Almost 5,200 organizations were hit by ransomware attacks in 2023, Rapid7 said in a Friday blog post, pulling research from public disclosures and incident data from its managed detection and response team.

“In reality, we believe that number was actually higher because it doesn’t account for the many attacks that likely went unreported,” Christiaan Beek, senior director of threat analytics at Rapid7, said in the report.

Rapid7 didn’t provide numbers for 2022, but research from other firms concludes the number of ransomware attacks is rising. There were twice as many ransomware attacks in the second half of 2023, compared to the latter half of 2022, according to BlackFog.

While ransomware activity remains high, the number of unique ransomware families used for these attacks decreased by more than half from 95 new families in 2022 to 43 in 2023, according to Rapid7. This suggests the current ransomware families and models are meeting threat actors’ goals, according to Beek.

The most active ransomware groups of 2023 should come as little surprise to defenders and industry observers.

AlphV was the most active threat group last year, according to Rapid7.

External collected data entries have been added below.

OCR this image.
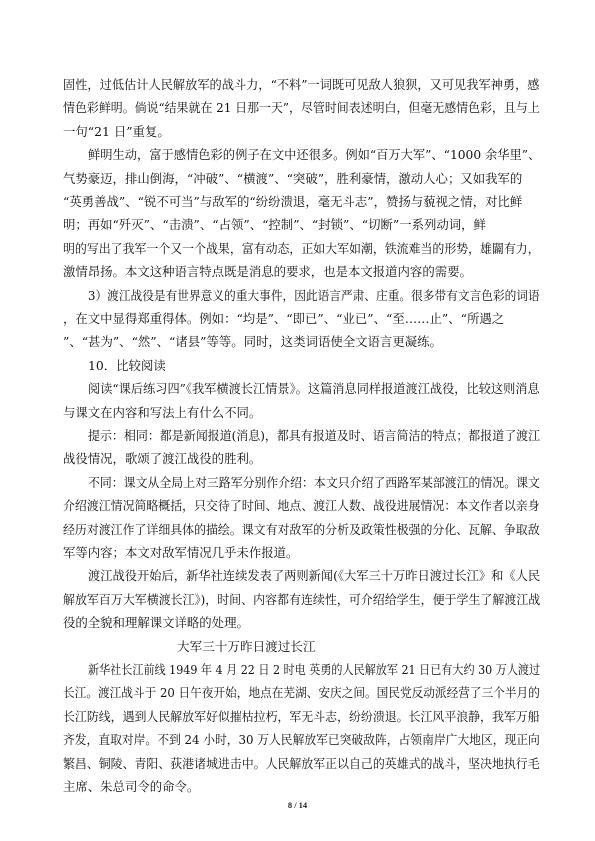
固性，过低估计人民解放军的战斗力，“不料”一词既可见敌人狼狈，又可见我军神勇，感
情色彩鲜明。倘说“结果就在 21 日那一天”，尽管时间表述明白，但毫无感情色彩，且与上
一句“21 日”重复。
鲜明生动，富于感情色彩的例子在文中还很多。例如“百万大军”、“1000 余华里”、
气势豪迈，排山倒海，“冲破”、“横渡”、“突破”，胜利豪情，激动人心；又如我军的
“英勇善战”、“锐不可当”与敌军的“纷纷溃退，毫无斗志”，赞扬与藐视之情，对比鲜
明；再如“歼灭”、“击溃”、“占领”、“控制”、“封锁”、“切断”一系列动词，鲜
明的写出了我军一个又一个战果，富有动态，正如大军如潮，铁流难当的形势，雄闢有力，
激情昂扬。本文这种语言特点既是消息的要求，也是本文报道内容的需要。
3）渡江战役是有世界意义的重大事件，因此语言严肃、庄重。很多带有文言色彩的词语
，在文中显得郑重得体。例如：“均是”、“即已”、“业已”、“至……止”、“所遇之
”、“甚为”、“然”、“诸县”等等。同时，这类词语使全文语言更凝练。
10．比较阅读
阅读“课后练习四”《我军横渡长江情景》。这篇消息同样报道渡江战役，比较这则消息
与课文在内容和写法上有什么不同。
提示：相同：都是新闻报道(消息)，都具有报道及时、语言简洁的特点；都报道了渡江
战役情况，歌颂了渡江战役的胜利。
不同：课文从全局上对三路军分别作介绍：本文只介绍了西路军某部渡江的情况。课文
介绍渡江情况简略概括，只交待了时间、地点、渡江人数、战役进展情况：本文作者以亲身
经历对渡江作了详细具体的描绘。课文有对敌军的分析及政策性极强的分化、瓦解、争取敌
军等内容；本文对敌军情况几乎未作报道。
渡江战役开始后，新华社连续发表了两则新闻(《大军三十万昨日渡过长江》和《人民
解放军百万大军横渡长江》)，时间、内容都有连续性，可介绍给学生，便于学生了解渡江战
役的全貌和理解课文详略的处理。
大军三十万昨日渡过长江
新华社长江前线 1949 年 4 月 22 日 2 时电 英勇的人民解放军 21 日已有大约 30 万人渡过
长江。渡江战斗于 20 日午夜开始，地点在芜湖、安庆之间。国民党反动派经营了三个半月的
长江防线，遇到人民解放军好似摧枯拉朽，军无斗志，纷纷溃退。长江风平浪静，我军万船
齐发，直取对岸。不到 24 小时，30 万人民解放军已突破敌阵，占领南岸广大地区，现正向
繁昌、铜陵、青阳、荻港诸城进击中。人民解放军正以自己的英雄式的战斗，坚决地执行毛
主席、朱总司令的命令。
8 / 14
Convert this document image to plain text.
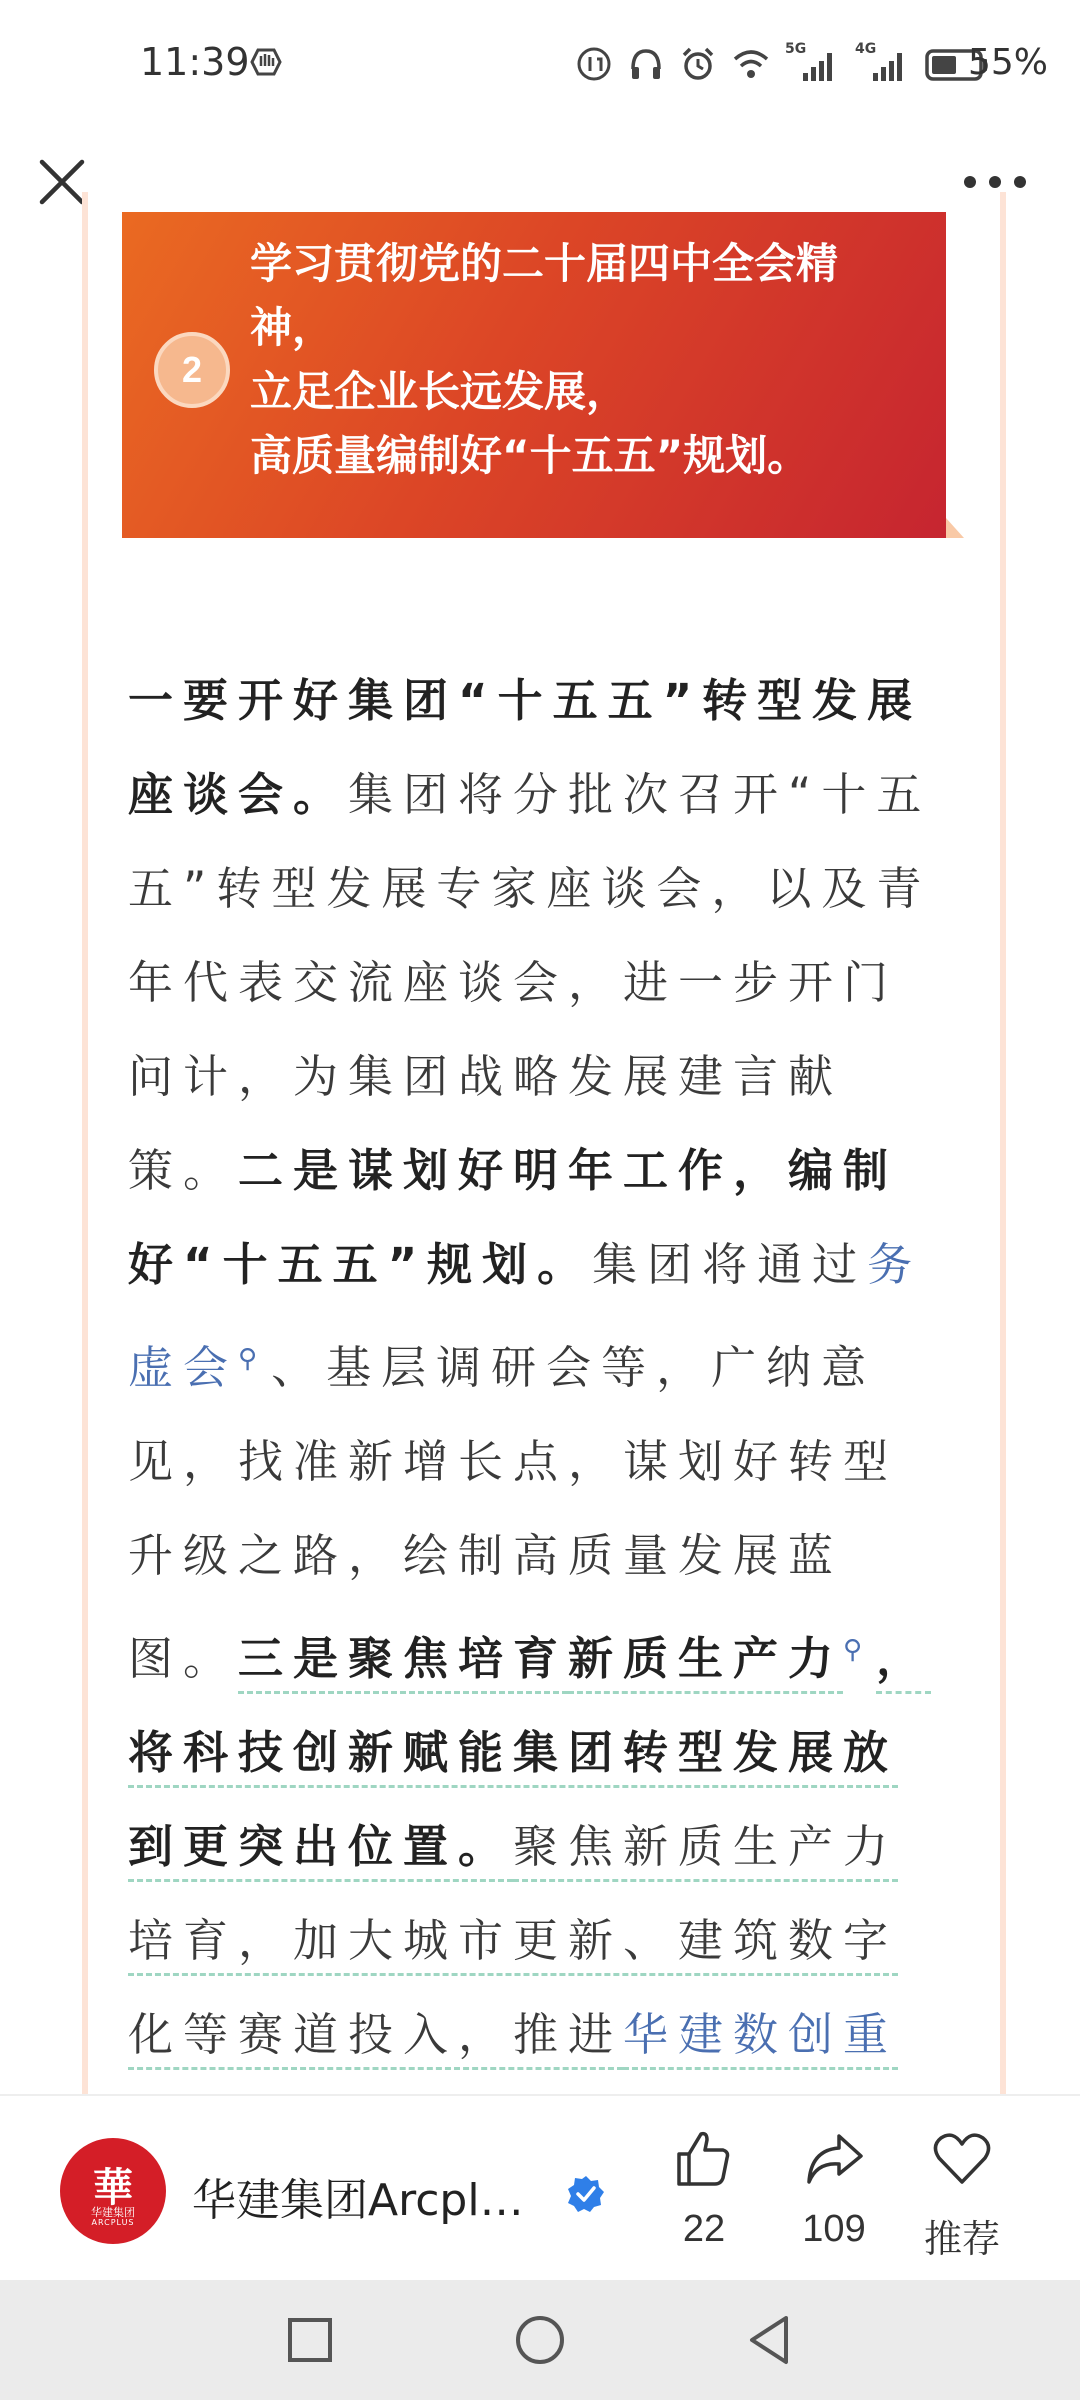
11:39	5G	4G	55%
2
学习贯彻党的二十届四中全会精
神，
立足企业长远发展，
高质量编制好“十五五”规划。
一要开好集团“十五五”转型发展座谈会。集团将分批次召开“十五五”转型发展专家座谈会，以及青年代表交流座谈会，进一步开门问计，为集团战略发展建言献策。二是谋划好明年工作，编制好“十五五”规划。集团将通过务虚会⚲、基层调研会等，广纳意见，找准新增长点，谋划好转型升级之路，绘制高质量发展蓝图。三是聚焦培育新质生产力⚲，将科技创新赋能集团转型发展放到更突出位置。聚焦新质生产力培育，加大城市更新、建筑数字化等赛道投入，推进华建数创重
華
华建集团
ARCPLUS	华建集团Arcpl…
22	109	推荐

The group, also known as BlackCat, compromised more than 1,000 entities and received nearly $300 million in ransom payments as of September, according to cyber authorities. The FBI and the Cybersecurity and Infrastructure Agency deemed AlphV the second-most prolific ransomware service in the world.

Law enforcement infiltrated and shut down the infrastructure of AlphV in mid-December, but the group re-emerged hours later and continues to post new alleged victim organizations to its data leak site.

The next four most active ransomware groups in 2023 include BianLian; Clop, the group behind the widely exploited zero-day vulnerability in Progress Software’s MOVEit file-transfer service; LockBit 3.0, the group most recently linked to exploits of the critical CitrixBleed vulnerability; and Play.

Exploits of public-facing applications and legitimate account credentials were the top initial attack vectors observed in ransomware attacks throughout 2023, according to Rapid7.